CLIENT: European budget rail carrier, pan-continental network
GEOGRAPHY: UK, France, Germany, Spain, Italy
AUDIENCE: Millennial and Gen Z travellers, 24 to 38. Environmentally conscious but not preachy about it. Choose trains over flights because it makes sense, not because someone told them to. Have strong opinions about window seats.
PURPOSE: Reposition the brand from a cheap alternative to flying into the obvious choice for people who travel to actually experience somewhere.
BRIEF: Budget rail has a perception problem. “Budget” reads as compromise. The brief was to flip that. A train through the French countryside at dusk is not a compromise. It is, objectively, one of the better things a person can do with an afternoon. The campaign needed to make the journey feel like the destination.
TONE: Unhurried. Slightly literary. The kind of writing that makes you want to book something immediately and also sit quietly for a moment.
MY ROLE: Campaign concept, tagline, OOH copy, social captions, and short-form video scripts.

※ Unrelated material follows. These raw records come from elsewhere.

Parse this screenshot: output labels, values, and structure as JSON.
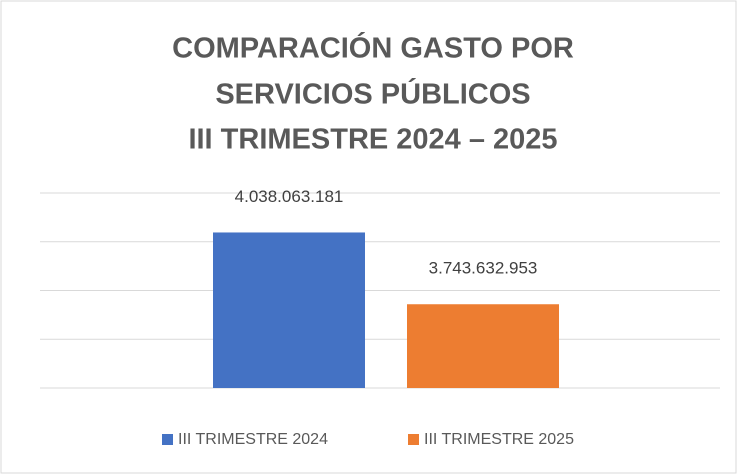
{
  "chart_data": {
    "type": "bar",
    "title": [
      "COMPARACIÓN GASTO POR",
      "SERVICIOS PÚBLICOS",
      "III TRIMESTRE 2024 – 2025"
    ],
    "categories": [
      null
    ],
    "series": [
      {
        "name": "III TRIMESTRE 2024",
        "color": "#4472c4",
        "values": [
          4038063181
        ],
        "value_labels": [
          "4.038.063.181"
        ]
      },
      {
        "name": "III TRIMESTRE 2025",
        "color": "#ed7d31",
        "values": [
          3743632953
        ],
        "value_labels": [
          "3.743.632.953"
        ]
      }
    ],
    "ylim": [
      3400000000,
      4200000000
    ],
    "yticks": [
      3400000000,
      3600000000,
      3800000000,
      4000000000,
      4200000000
    ],
    "grid": true,
    "legend": "bottom"
  }
}
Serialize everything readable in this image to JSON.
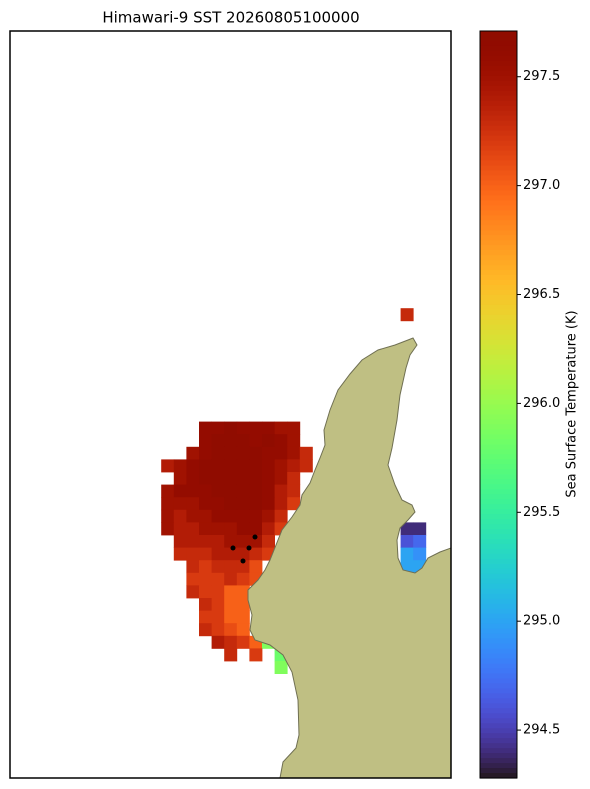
{
  "chart_data": {
    "type": "heatmap",
    "title": "Himawari-9 SST 20260805100000",
    "colorbar_label": "Sea Surface Temperature (K)",
    "colormap": "turbo",
    "clim": [
      294.28,
      297.71
    ],
    "cticks": [
      294.5,
      {
        "value": 295,
        "label": "295.0"
      },
      295.5,
      {
        "value": 296,
        "label": "296.0"
      },
      296.5,
      {
        "value": 297,
        "label": "297.0"
      },
      297.5
    ],
    "grid": [
      [
        null,
        null,
        null,
        null,
        null,
        null,
        null,
        null,
        null,
        null,
        null,
        null,
        null,
        null,
        null,
        null,
        null,
        null,
        null,
        297.3,
        null
      ],
      [
        null,
        null,
        null,
        null,
        null,
        null,
        null,
        null,
        null,
        null,
        null,
        null,
        null,
        null,
        null,
        null,
        null,
        null,
        null,
        null,
        null
      ],
      [
        null,
        null,
        null,
        null,
        null,
        null,
        null,
        null,
        null,
        null,
        null,
        null,
        null,
        null,
        null,
        null,
        null,
        null,
        null,
        null,
        null
      ],
      [
        null,
        null,
        null,
        null,
        null,
        null,
        null,
        null,
        null,
        null,
        null,
        null,
        null,
        null,
        null,
        null,
        null,
        null,
        null,
        null,
        null
      ],
      [
        null,
        null,
        null,
        null,
        null,
        null,
        null,
        null,
        null,
        null,
        null,
        null,
        null,
        null,
        null,
        null,
        null,
        null,
        null,
        null,
        null
      ],
      [
        null,
        null,
        null,
        null,
        null,
        null,
        null,
        null,
        null,
        null,
        null,
        null,
        null,
        null,
        null,
        null,
        null,
        null,
        null,
        null,
        null
      ],
      [
        null,
        null,
        null,
        null,
        null,
        null,
        null,
        null,
        null,
        null,
        null,
        null,
        null,
        null,
        null,
        null,
        null,
        null,
        null,
        null,
        null
      ],
      [
        null,
        null,
        null,
        null,
        null,
        null,
        null,
        null,
        null,
        null,
        null,
        null,
        null,
        null,
        null,
        null,
        null,
        null,
        null,
        null,
        null
      ],
      [
        null,
        null,
        null,
        null,
        null,
        null,
        null,
        null,
        null,
        null,
        null,
        null,
        null,
        null,
        null,
        null,
        null,
        null,
        null,
        null,
        null
      ],
      [
        null,
        null,
        null,
        297.6,
        297.6,
        297.7,
        297.6,
        297.6,
        297.6,
        297.5,
        297.5,
        null,
        null,
        null,
        null,
        null,
        null,
        null,
        null,
        null,
        null
      ],
      [
        null,
        null,
        null,
        297.6,
        297.7,
        297.7,
        297.7,
        297.6,
        297.7,
        297.6,
        297.5,
        null,
        null,
        null,
        null,
        null,
        null,
        null,
        null,
        null,
        null
      ],
      [
        null,
        null,
        297.5,
        297.6,
        297.7,
        297.7,
        297.7,
        297.7,
        297.6,
        297.6,
        297.5,
        297.3,
        null,
        null,
        null,
        null,
        null,
        null,
        null,
        null,
        null
      ],
      [
        297.4,
        297.5,
        297.6,
        297.7,
        297.7,
        297.7,
        297.7,
        297.7,
        297.6,
        297.5,
        297.4,
        297.3,
        null,
        null,
        null,
        null,
        null,
        null,
        null,
        null,
        null
      ],
      [
        null,
        297.5,
        297.6,
        297.7,
        297.7,
        297.7,
        297.7,
        297.7,
        297.6,
        297.5,
        297.3,
        null,
        null,
        null,
        null,
        null,
        null,
        null,
        null,
        null,
        null
      ],
      [
        297.5,
        297.6,
        297.6,
        297.6,
        297.7,
        297.7,
        297.7,
        297.7,
        297.6,
        297.4,
        297.3,
        null,
        null,
        null,
        null,
        null,
        null,
        null,
        null,
        null,
        null
      ],
      [
        297.5,
        297.5,
        297.5,
        297.6,
        297.6,
        297.7,
        297.7,
        297.7,
        297.6,
        297.4,
        297.2,
        null,
        null,
        null,
        null,
        null,
        null,
        null,
        null,
        null,
        null
      ],
      [
        297.5,
        297.4,
        297.5,
        297.5,
        297.6,
        297.6,
        297.6,
        297.6,
        297.5,
        297.3,
        null,
        null,
        null,
        null,
        null,
        null,
        null,
        null,
        null,
        null,
        null
      ],
      [
        297.5,
        297.4,
        297.4,
        297.5,
        297.5,
        297.5,
        297.6,
        297.6,
        297.4,
        297.2,
        null,
        null,
        null,
        null,
        null,
        null,
        null,
        null,
        null,
        294.4,
        294.4
      ],
      [
        null,
        297.4,
        297.4,
        297.4,
        297.4,
        297.5,
        297.5,
        297.5,
        297.3,
        null,
        null,
        null,
        null,
        null,
        null,
        null,
        null,
        null,
        null,
        294.6,
        294.7
      ],
      [
        null,
        297.3,
        297.3,
        297.3,
        297.4,
        297.4,
        297.4,
        297.3,
        297.2,
        null,
        null,
        null,
        null,
        null,
        null,
        null,
        null,
        null,
        null,
        295.0,
        294.9
      ],
      [
        null,
        null,
        297.3,
        297.2,
        297.3,
        297.3,
        297.3,
        297.1,
        null,
        null,
        null,
        null,
        null,
        null,
        null,
        null,
        null,
        null,
        null,
        295.0,
        295.0
      ],
      [
        null,
        null,
        297.2,
        297.2,
        297.2,
        297.3,
        297.2,
        297.1,
        null,
        null,
        null,
        null,
        null,
        null,
        null,
        null,
        null,
        null,
        null,
        null,
        null
      ],
      [
        null,
        null,
        297.3,
        297.2,
        297.2,
        297.0,
        297.0,
        null,
        null,
        null,
        null,
        null,
        null,
        null,
        null,
        null,
        null,
        null,
        null,
        null,
        null
      ],
      [
        null,
        null,
        null,
        297.3,
        297.2,
        297.0,
        297.0,
        null,
        null,
        null,
        null,
        null,
        null,
        null,
        null,
        null,
        null,
        null,
        null,
        null,
        null
      ],
      [
        null,
        null,
        null,
        297.2,
        297.2,
        297.0,
        297.0,
        null,
        null,
        null,
        null,
        null,
        null,
        null,
        null,
        null,
        null,
        null,
        null,
        null,
        null
      ],
      [
        null,
        null,
        null,
        297.3,
        297.2,
        297.1,
        297.0,
        null,
        null,
        null,
        null,
        null,
        null,
        null,
        null,
        null,
        null,
        null,
        null,
        null,
        null
      ],
      [
        null,
        null,
        null,
        null,
        297.4,
        297.3,
        297.2,
        297.0,
        295.9,
        295.8,
        null,
        null,
        null,
        null,
        null,
        null,
        null,
        null,
        null,
        null,
        null
      ],
      [
        null,
        null,
        null,
        null,
        null,
        297.3,
        null,
        297.2,
        null,
        295.8,
        null,
        null,
        null,
        null,
        null,
        null,
        null,
        null,
        null,
        null,
        null
      ],
      [
        null,
        null,
        null,
        null,
        null,
        null,
        null,
        null,
        null,
        295.9,
        null,
        null,
        null,
        null,
        null,
        null,
        null,
        null,
        null,
        null,
        null
      ]
    ]
  }
}
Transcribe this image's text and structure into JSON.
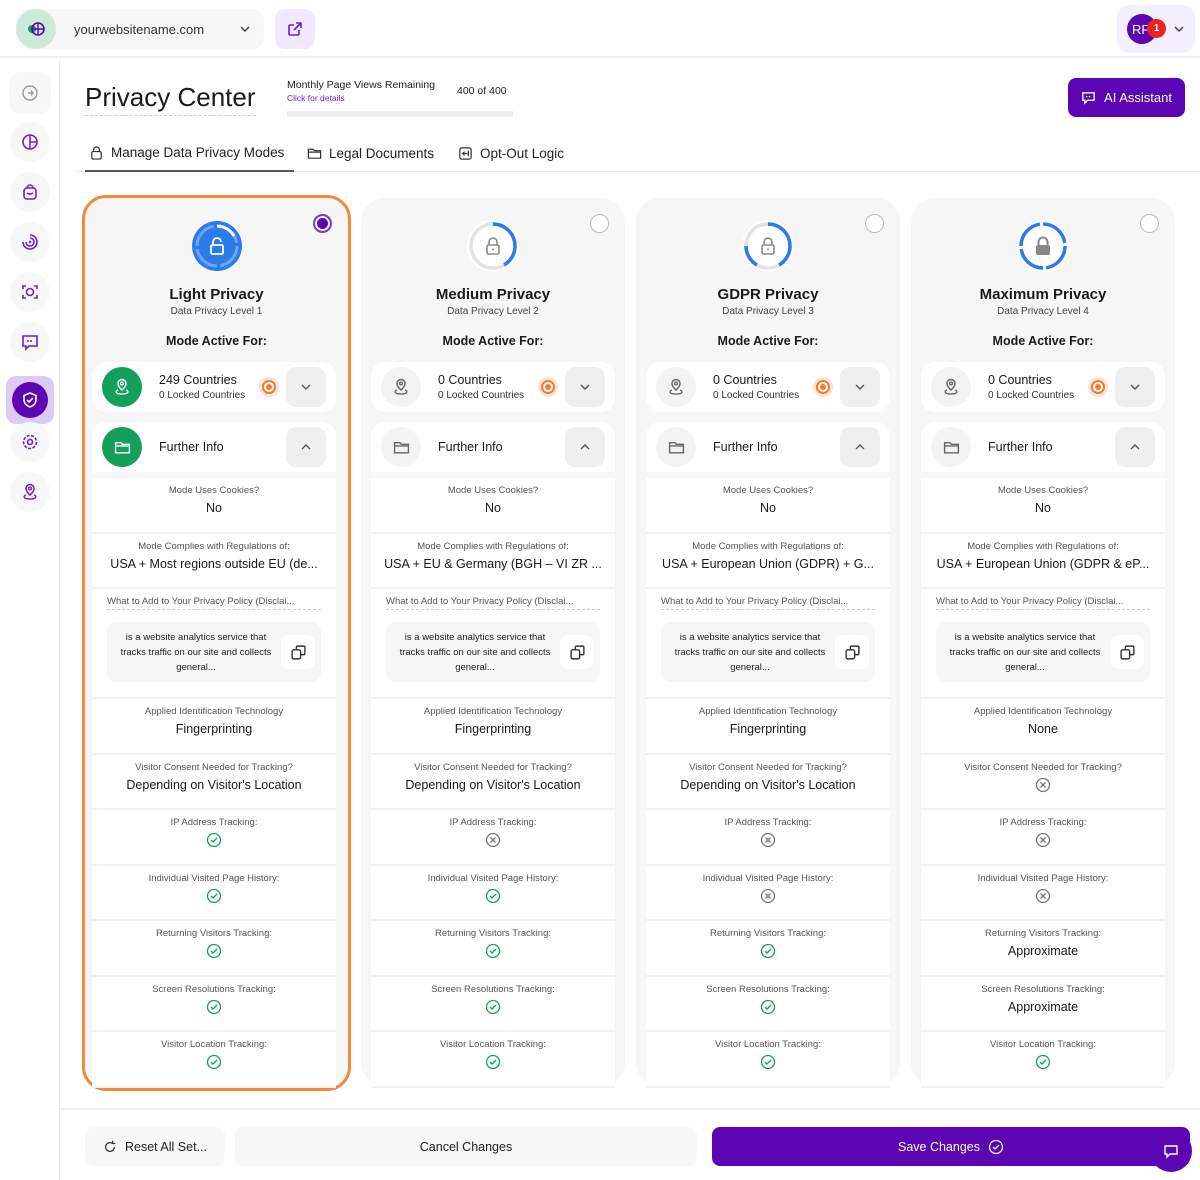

FORMAT: OOH / Social / Short-form Video / Digital
Research for this one involved an unreasonable number of films with train scenes, consumed over three days at Arabica with an amount of coffee that a doctor would find concerning. Spirited Away, Before Sunrise, Snowpiercer, Brief Encounter. The baristas started giving me looks somewhere around day two. I was trying to understand why trains make people feel things that airports categorically do not, which is a question the travel advertising industry has apparently decided is not worth asking.
Every one of those films has a scene where nothing is technically happening and yet you cannot look away. Someone at a window, or the countryside moving past them. A thought they’re having that you can’t hear and don’t need to because the train is saying it for them. No other setting does this, not car nor plane nor ship. The train has a specific relationship with interiority that filmmakers have understood for a century and that travel brands have spent considerable budget actively ignoring in favour of another shot of someone arriving somewhere photogenic looking delighted about it.
Naturally, the first round of lines were about the destination. Everyone’s first round is about the destination. They went in the bin where they belonged and we started again from the only place that made sense: the journey itself, because that is the one thing a budget rail carrier has that no airline ever will. The large window that actually shows you something. The countryside rolling past in real time, not thirty thousand feet below you through a porthole the size of a paperback. The slight ricketiness of it, the way the carriage sways and the coffee wobbles and none of it matters because nobody is asking you to stay in your seat. There is no seatbelt sign. There is no announcement. There is no rush, which is, when you think about it, the single greatest luxury left in modern travel and it costs less than a flight.
“Somewhere worth missing your stop for” was the last line written.
The campaign lives entirely on the train. Not in the city you’re going to, not in the hotel you’ve booked, not in the landmark you’re planning to photograph. On the train, in the window, in the four hours between where you were and where you’re going.
Every piece of copy was written from that position. Present tense. Moving. The destination exists somewhere ahead but it’s not the point yet.
The OOH was written for people already in transit, in airports and train stations, people who have already made a decision about how they’re getting somewhere and are therefore either vindicated or slightly envious depending on the poster they’re standing in front of.
“The flight gets you there. The train gets you somewhere.”
“Four hours. One window. Whatever you needed to think about.”
“You can sleep on a plane. You can’t look out the window like this on a plane.”
“Fast enough to matter. Slow enough to notice things.”
The social captions were written for the person who took the train and felt quietly smug about it, which is a very specific and very real emotion that no travel brand had ever directly addressed before.
“The Alps at 6am through a train window. No filter needed, no filter possible.”
“Booked the train because it was cheaper. Arrived changed. Funny how that works.”
“You said you wanted to slow down. The train was listening.”
The short-form video script had one instruction to the director: no music for the first ten seconds. Just the sound of the train. Open on a window, pre-dawn, nothing but darkness and the reflection of the carriage. Then slowly, light. Hills. A river. A town that appears and disappears before you can read its name. Text comes in one line at a time.
“You booked this to save money.”
“But that’s not why you’ll remember it.”
End card. Brand name. Take the train. Sheldon Cooper would be proud.